When the Kabul-born, Berlin-based artist Jeanno Gaussi was five, her mother cut her hair so that she’d appear old enough to be allowed to leave the country with her aunt – and without her parents. Her installation, entitled ‘For Sitara Hamza’, and rendered in cotton wool, fabric and macramé, was inspired by this life-changing memory and features hair-like strands interwoven with sections of scarves bought in a market in Karachi, which, according to the inscription, were intended for a woman called Sitara Hamza, to decorate and lengthen her hair.

Gaussi, whose work revolves around memory and the search for identity, grew up in Afghanistan, India and Germany, and developed an understanding of ‘home’ under the influence of three different cultures. “The notion of ‘home’ becomes a concept that keeps growing and reshaping itself,” she says.

Jeanno Gaussi’s ‘For Sitara Hamza’ 

Her artwork is among those from 15 first, second and third generation immigrant artists, representing 25 countries (everywhere from Mexico to Guyana and Hong Kong) that will appear in a new exhibition called Don’t Ask Me Where I’m From. Curated by Marianne Fenton and Marion Eele, it is a collaboration between the Aga Khan Museum and the Fondazione Imago Mundi, who wanted to further dialogue and understanding between international communities, especially during an era when immigration has been so demonised by populist politics.

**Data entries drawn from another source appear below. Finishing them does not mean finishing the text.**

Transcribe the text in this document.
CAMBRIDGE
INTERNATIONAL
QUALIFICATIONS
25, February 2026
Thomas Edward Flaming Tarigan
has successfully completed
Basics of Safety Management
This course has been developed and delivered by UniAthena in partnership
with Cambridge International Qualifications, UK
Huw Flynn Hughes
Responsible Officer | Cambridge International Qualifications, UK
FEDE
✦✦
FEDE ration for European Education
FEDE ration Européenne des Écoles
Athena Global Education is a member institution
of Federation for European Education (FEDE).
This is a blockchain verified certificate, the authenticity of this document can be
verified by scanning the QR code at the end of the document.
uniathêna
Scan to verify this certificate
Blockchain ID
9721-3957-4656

Says Henry Kim, the Museum’s director and CEO, “Our ambition is to connect cultures through art. This exhibition reinforces our belief that culture is fluid and that it is possible to live free from nationalism – a perspective on the world that comes at a critical time.”

The diverse artworks explore and celebrate the impact and personal experiences of migration and cross-cultural lifestyles from those “who live between cultures”. Marija Nemčenko’s ‘No More Than Vodka & Kebabs’, for example, co-opts the visual language of advertising to explore stereotypes surrounding migration, along with the artist’s own identity. Meanwhile, Swiss-Syrian artist Houda Terjuman’s sculpture/painting installation The Road Less Taken is a miniature world highlighting various immigrant experiences, such as a minuscule boat carrying a palm tree.

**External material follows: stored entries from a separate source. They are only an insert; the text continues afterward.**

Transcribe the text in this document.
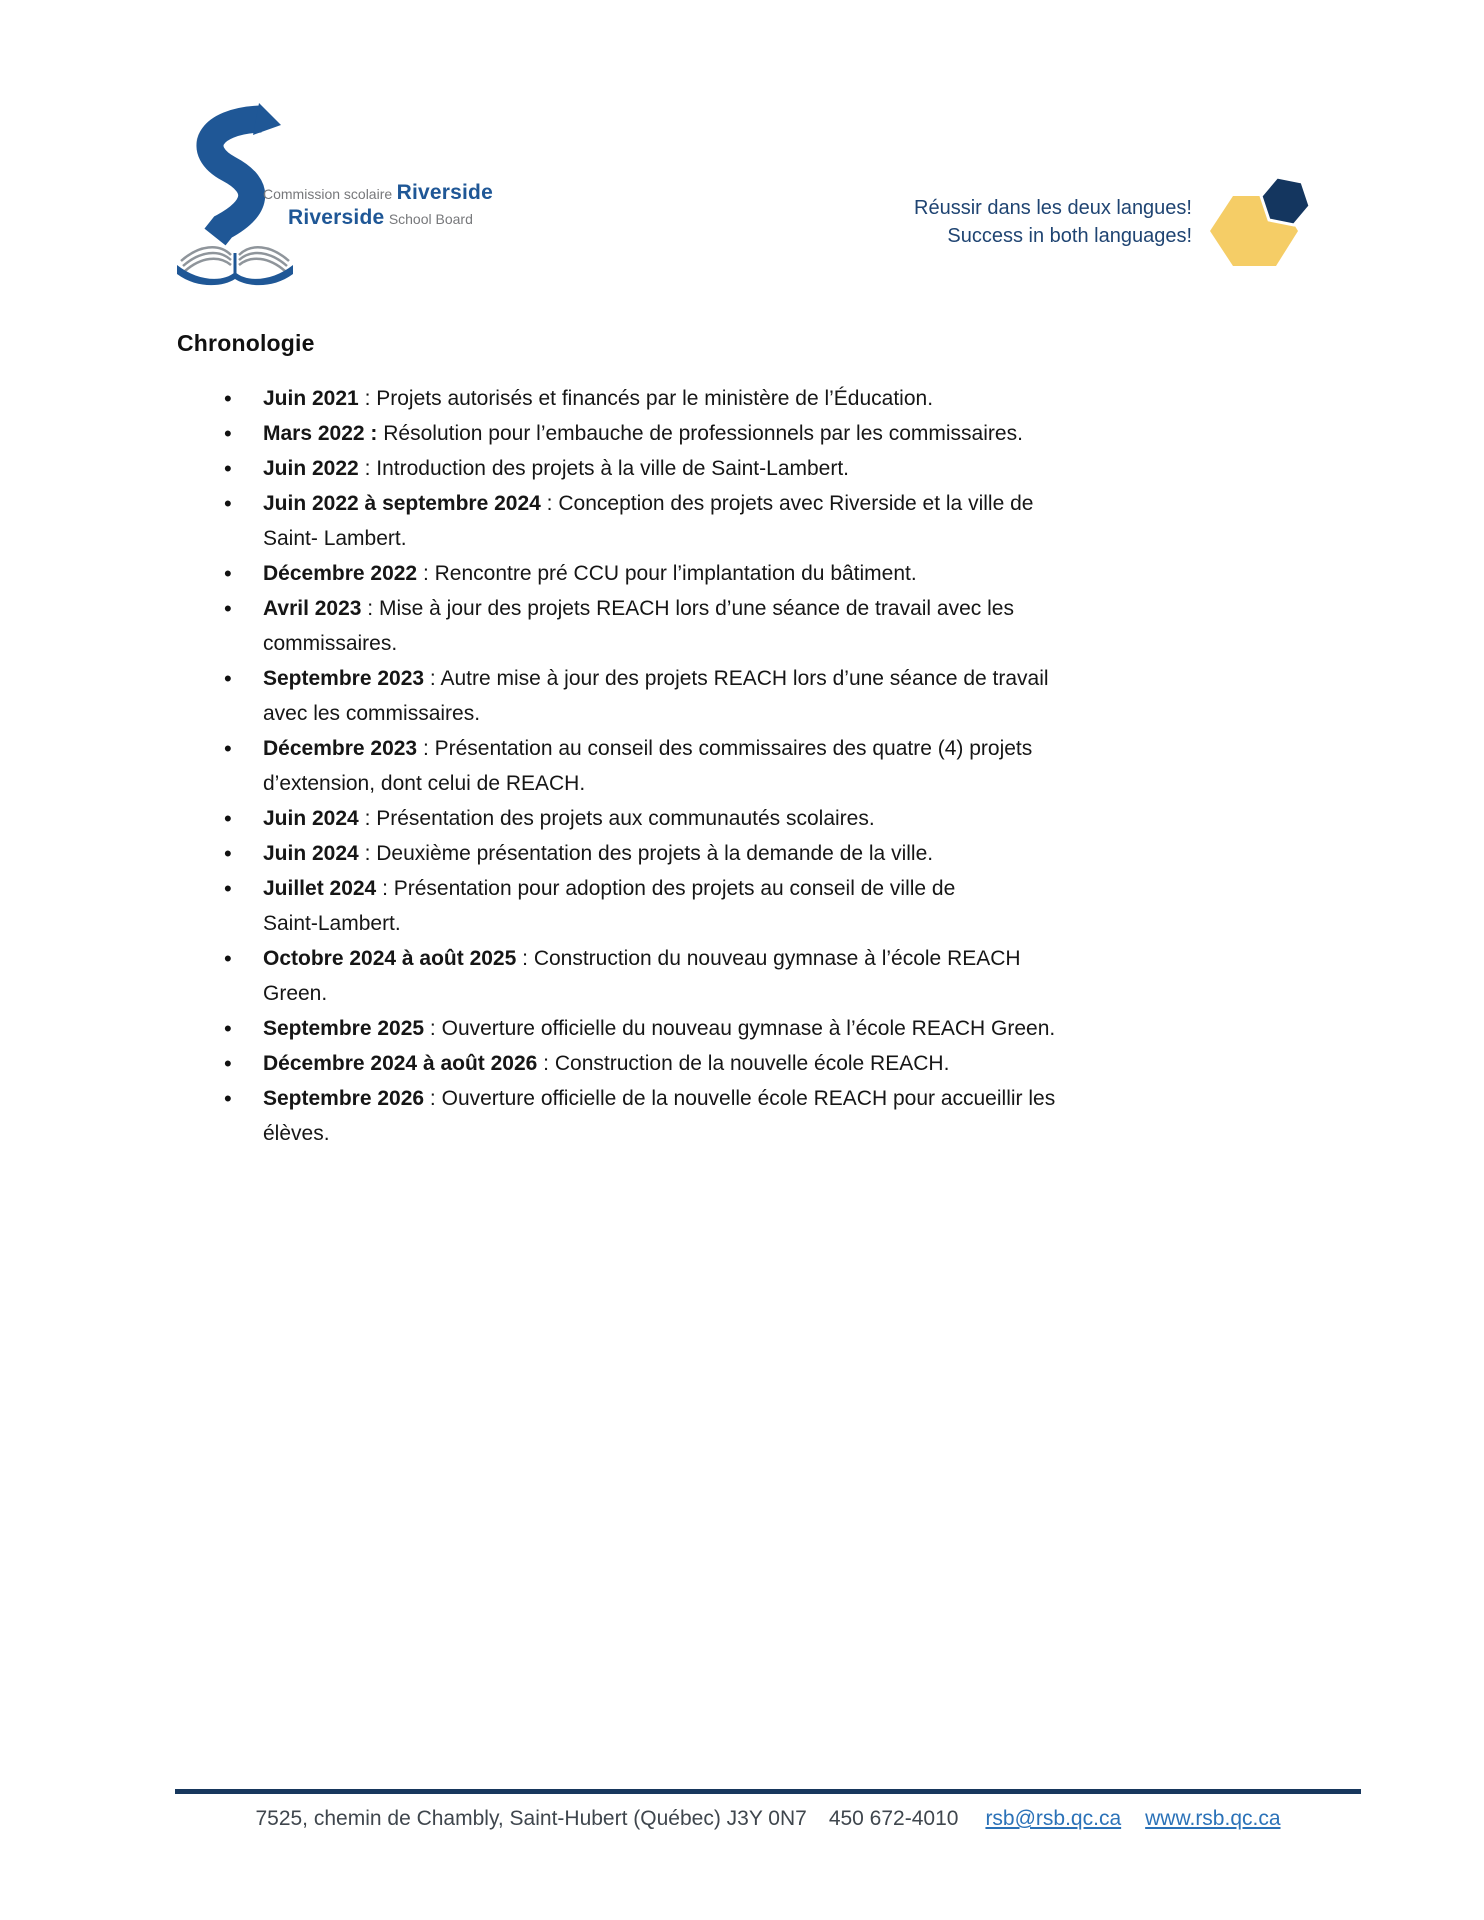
Commission scolaire Riverside
Riverside School Board	Réussir dans les deux langues!
Success in both languages!
Chronologie
• Juin 2021 : Projets autorisés et financés par le ministère de l’Éducation.
• Mars 2022 : Résolution pour l’embauche de professionnels par les commissaires.
• Juin 2022 : Introduction des projets à la ville de Saint-Lambert.
• Juin 2022 à septembre 2024 : Conception des projets avec Riverside et la ville de
Saint- Lambert.
• Décembre 2022 : Rencontre pré CCU pour l’implantation du bâtiment.
• Avril 2023 : Mise à jour des projets REACH lors d’une séance de travail avec les
commissaires.
• Septembre 2023 : Autre mise à jour des projets REACH lors d’une séance de travail
avec les commissaires.
• Décembre 2023 : Présentation au conseil des commissaires des quatre (4) projets
d’extension, dont celui de REACH.
• Juin 2024 : Présentation des projets aux communautés scolaires.
• Juin 2024 : Deuxième présentation des projets à la demande de la ville.
• Juillet 2024 : Présentation pour adoption des projets au conseil de ville de
Saint-Lambert.
• Octobre 2024 à août 2025 : Construction du nouveau gymnase à l’école REACH
Green.
• Septembre 2025 : Ouverture officielle du nouveau gymnase à l’école REACH Green.
• Décembre 2024 à août 2026 : Construction de la nouvelle école REACH.
• Septembre 2026 : Ouverture officielle de la nouvelle école REACH pour accueillir les
élèves.
7525, chemin de Chambly, Saint-Hubert (Québec) J3Y 0N7 450 672-4010 rsb@rsb.qc.ca www.rsb.qc.ca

Houda Terjuman’s Bridges Not Fences. Photograph by Casa Arabe/Laura M  

 “I feel the theme of migration should be embraced with the utmost attention and gravity,” says Luciano Benetton, the Chairman of Fondazione Imago Mundi Partnership, which has highlighted the work of 26,000 artists worldwide, and was conceived as an idea of art and a world without borders.

For Benetton, art is a powerful incubator of integration.  “Imago Mundi’s aim is to unite. Countries at peace and those at war, historically opposed and divided nations, communities and minorities: all are invited to join a dialogue in the name of art.”

“[Migrants] provide precious testament, in life as in art, to the magnitude of worlds that the world encompasses: traditions, cultures, passions, new ideas, ancient customs, and contradictions… if the civil and moral task of governments is to keep humanity safe, in exploring alternative pathways, art can succeed where politics is not enough.”

Marija Nemčenko’s No More Than Vodka Kebabs 

Adds the Museum’s Chairman of the Board, Prince Amyn Aga Khan, “It is almost as if migration brings out or strengthens the creativity of artists, perhaps as a way of communicating without words – without the words of the new language one has not yet learned or mastered.”

The exhibition initially opens at Imago Mundi’s Gallerie delle Prigioni (in picture) in Treviso, Italy on 27 November 2019, before travelling to the Aga Khan Museum in Toronto in March 2020. It will then travel to various venues across Canada, the US, Europe and the Middle East.